Senators Call for Reinstatement of Glass-Steagall Act

Senators Maria Cantwell (D., Wash.) and John McCain (R., Ariz.) plan legislation to reinstate the Glass-Steagall Act of 1933, which separated walls between investment and commercial banking.

Source: Source: WSJ | Published on December 17, 2009

There’s no indication that the bill might eventually become law, but after comments made Tuesday by House Majority Leader Steny Hoyer (D., Md.), in which he said such a proposal might get a look in the House. That’s enough to drive bankers bonkers.

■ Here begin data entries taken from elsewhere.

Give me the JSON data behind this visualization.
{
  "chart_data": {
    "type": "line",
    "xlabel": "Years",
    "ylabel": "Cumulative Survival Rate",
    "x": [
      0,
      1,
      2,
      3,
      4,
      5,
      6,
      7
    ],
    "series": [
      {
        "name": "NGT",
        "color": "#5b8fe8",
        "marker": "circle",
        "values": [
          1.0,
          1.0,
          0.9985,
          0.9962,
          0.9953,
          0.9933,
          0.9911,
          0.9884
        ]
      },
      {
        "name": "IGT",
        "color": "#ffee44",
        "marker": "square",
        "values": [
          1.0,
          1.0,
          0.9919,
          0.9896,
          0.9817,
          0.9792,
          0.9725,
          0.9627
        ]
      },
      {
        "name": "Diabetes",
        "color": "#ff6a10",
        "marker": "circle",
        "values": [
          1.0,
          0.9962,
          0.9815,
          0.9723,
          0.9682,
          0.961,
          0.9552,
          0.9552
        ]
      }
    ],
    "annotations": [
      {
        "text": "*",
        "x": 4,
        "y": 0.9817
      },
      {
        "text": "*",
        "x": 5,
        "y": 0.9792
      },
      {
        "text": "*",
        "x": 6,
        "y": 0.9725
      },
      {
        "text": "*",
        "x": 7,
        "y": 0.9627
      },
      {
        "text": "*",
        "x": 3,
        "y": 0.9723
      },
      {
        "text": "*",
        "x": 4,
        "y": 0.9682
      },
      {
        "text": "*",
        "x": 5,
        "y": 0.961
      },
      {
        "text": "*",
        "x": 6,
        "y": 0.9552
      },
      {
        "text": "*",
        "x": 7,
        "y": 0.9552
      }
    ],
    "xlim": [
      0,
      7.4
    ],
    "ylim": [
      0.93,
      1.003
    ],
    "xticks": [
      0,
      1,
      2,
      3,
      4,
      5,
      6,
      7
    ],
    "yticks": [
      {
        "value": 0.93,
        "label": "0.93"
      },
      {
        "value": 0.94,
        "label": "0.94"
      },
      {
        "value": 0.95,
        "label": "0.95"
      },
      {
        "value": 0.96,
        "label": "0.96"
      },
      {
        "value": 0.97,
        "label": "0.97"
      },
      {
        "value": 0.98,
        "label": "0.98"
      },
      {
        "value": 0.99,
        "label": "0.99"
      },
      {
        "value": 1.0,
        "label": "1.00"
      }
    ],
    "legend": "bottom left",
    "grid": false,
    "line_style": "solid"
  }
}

The walls put up by Glass-Steagall were mostly stripped away by the Gramm-Leach-Bliley Act of 1999. The House passed a bill last week that would penalize large banks through fees, capital requirements, and potential limits on business. The bill didn’t reinstate Glass-Steagall, but it did give regulators the power, on a case-by-base basis, to separate banking and commerce operations at specific banks if certain concerns arose.

Many have cited the repeal of Glass-Steagall as key element in exacerbating the financial crisis. Federal Reserve Chairman Ben Bernanke has called that view into question. “I don’t think that if that law had been in place it would have had much effect on this particular crisis,” he said in an interview with Time magazine published today. “Investment banks manage to go bankrupt through their investment-banking activities, commercial banks manage to go bankrupt through their commercial-banking activities. It wasn’t really the case that the combination was the major problem.”

Sens. Cantwell and McCain are calling their bill the “Banking Integrity Act of 2009.”